I have no idea who's that Shirer, sorry. The Nazis had explicit plans to conquer Russia to at least the "A-A line" (i.e. Arkanghelsk-Astrakhan), which they considered enough to satisfy their general war needs. They had racist plans to transform most Slavic peoples into underdeveloped worker castes over which they'd rule like masters, as the British did in India. Russia was to be "the India of Germany" and they were quite close to achieve it (just that Mussolini had other plans and delayed the Barbarossa Operation with his pathetic intervention against Greece, gaining for the USSR very valuable months).

Furthermore, when they almost achieved it, c. 1941, the US think tanks estimated that the III Reich (including allies) had more economic self-sufficiency than the the US and British imperial spheres together (Latin America included, of course). They considered then necessary to intervene against Japan because they needed all East Asia to keep some advantage over Germany. Japan knew that eventually and therefore attacked Pearl Harbor (while the Pentagon pretended not to know intently).

...

In a separate note: 1400 riot police smashed the attempt to "besiege Congress" today in Madrid, as well as a student University occupation earlier in the morning. There were fire barricades in some streets of Madrid some hours ago.

Anonymous said...

I for one expect the Inquisition.

Maju said...

Me too for I live in the Basque Country and I know well the violence of the militarist states of Spain and France: the Inquisition never stopped, only changed names.

Anonymous said...

I have an Ikurriña tucked away somewhere.

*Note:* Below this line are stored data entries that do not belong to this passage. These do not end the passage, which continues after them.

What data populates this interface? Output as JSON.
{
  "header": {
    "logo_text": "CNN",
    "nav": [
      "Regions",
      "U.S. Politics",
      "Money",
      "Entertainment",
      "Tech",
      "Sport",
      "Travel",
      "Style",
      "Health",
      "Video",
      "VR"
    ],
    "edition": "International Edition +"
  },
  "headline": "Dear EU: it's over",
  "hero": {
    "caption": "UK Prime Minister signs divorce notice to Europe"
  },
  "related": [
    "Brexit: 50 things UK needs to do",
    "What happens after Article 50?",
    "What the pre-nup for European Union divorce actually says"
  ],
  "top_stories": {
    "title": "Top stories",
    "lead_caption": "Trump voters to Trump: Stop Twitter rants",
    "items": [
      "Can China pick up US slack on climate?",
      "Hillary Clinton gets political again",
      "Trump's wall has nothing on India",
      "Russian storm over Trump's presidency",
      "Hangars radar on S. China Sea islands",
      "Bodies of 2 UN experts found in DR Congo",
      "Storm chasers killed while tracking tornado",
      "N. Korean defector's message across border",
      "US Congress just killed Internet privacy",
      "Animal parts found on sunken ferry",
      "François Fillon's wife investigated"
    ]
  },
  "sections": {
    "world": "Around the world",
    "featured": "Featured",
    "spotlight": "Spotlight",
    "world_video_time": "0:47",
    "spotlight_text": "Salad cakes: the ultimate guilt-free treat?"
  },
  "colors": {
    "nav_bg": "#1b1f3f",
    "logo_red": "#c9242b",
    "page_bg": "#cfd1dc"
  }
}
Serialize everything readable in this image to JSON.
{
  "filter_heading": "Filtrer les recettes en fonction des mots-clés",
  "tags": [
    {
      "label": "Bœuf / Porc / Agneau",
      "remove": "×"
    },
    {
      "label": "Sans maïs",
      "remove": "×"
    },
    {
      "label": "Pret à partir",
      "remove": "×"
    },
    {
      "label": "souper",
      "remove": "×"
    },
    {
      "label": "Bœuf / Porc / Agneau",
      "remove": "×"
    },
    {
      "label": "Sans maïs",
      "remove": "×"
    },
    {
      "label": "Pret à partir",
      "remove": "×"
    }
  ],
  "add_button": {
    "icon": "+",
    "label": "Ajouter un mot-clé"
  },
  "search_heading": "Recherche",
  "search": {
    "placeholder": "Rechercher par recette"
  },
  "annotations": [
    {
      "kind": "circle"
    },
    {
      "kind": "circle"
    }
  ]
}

Another Celtic Horse people,like the Iceni(Ickney).

Here at Uffington there is the famous White Horse.

Compare the coinage of Barscunes.

http://www.coinproject.com/siteimages/101-baskun145006.jpg

And Iceni.

http://www.acsearch.info/ext_image.html?id=63215

Very Picasso.

Anonymous said...

On another note can you imagine the cheers when the Picts got to hear that the boyish lover of Hadrian had fallen in the Nile to his doom!?

Anonymous said...

Even the Judeans were revolting,still are,but they are now drawn from an entirely different gene pool.

Hillbillies from the Urals.

Anonymous said...

Maju,
you can easily look up William Shirer on Google; his work is rather famous and his book has been written some time ago but is still quite interesting. Shirer started working on Nazism was an american correspondent in Nazi Germany before the war.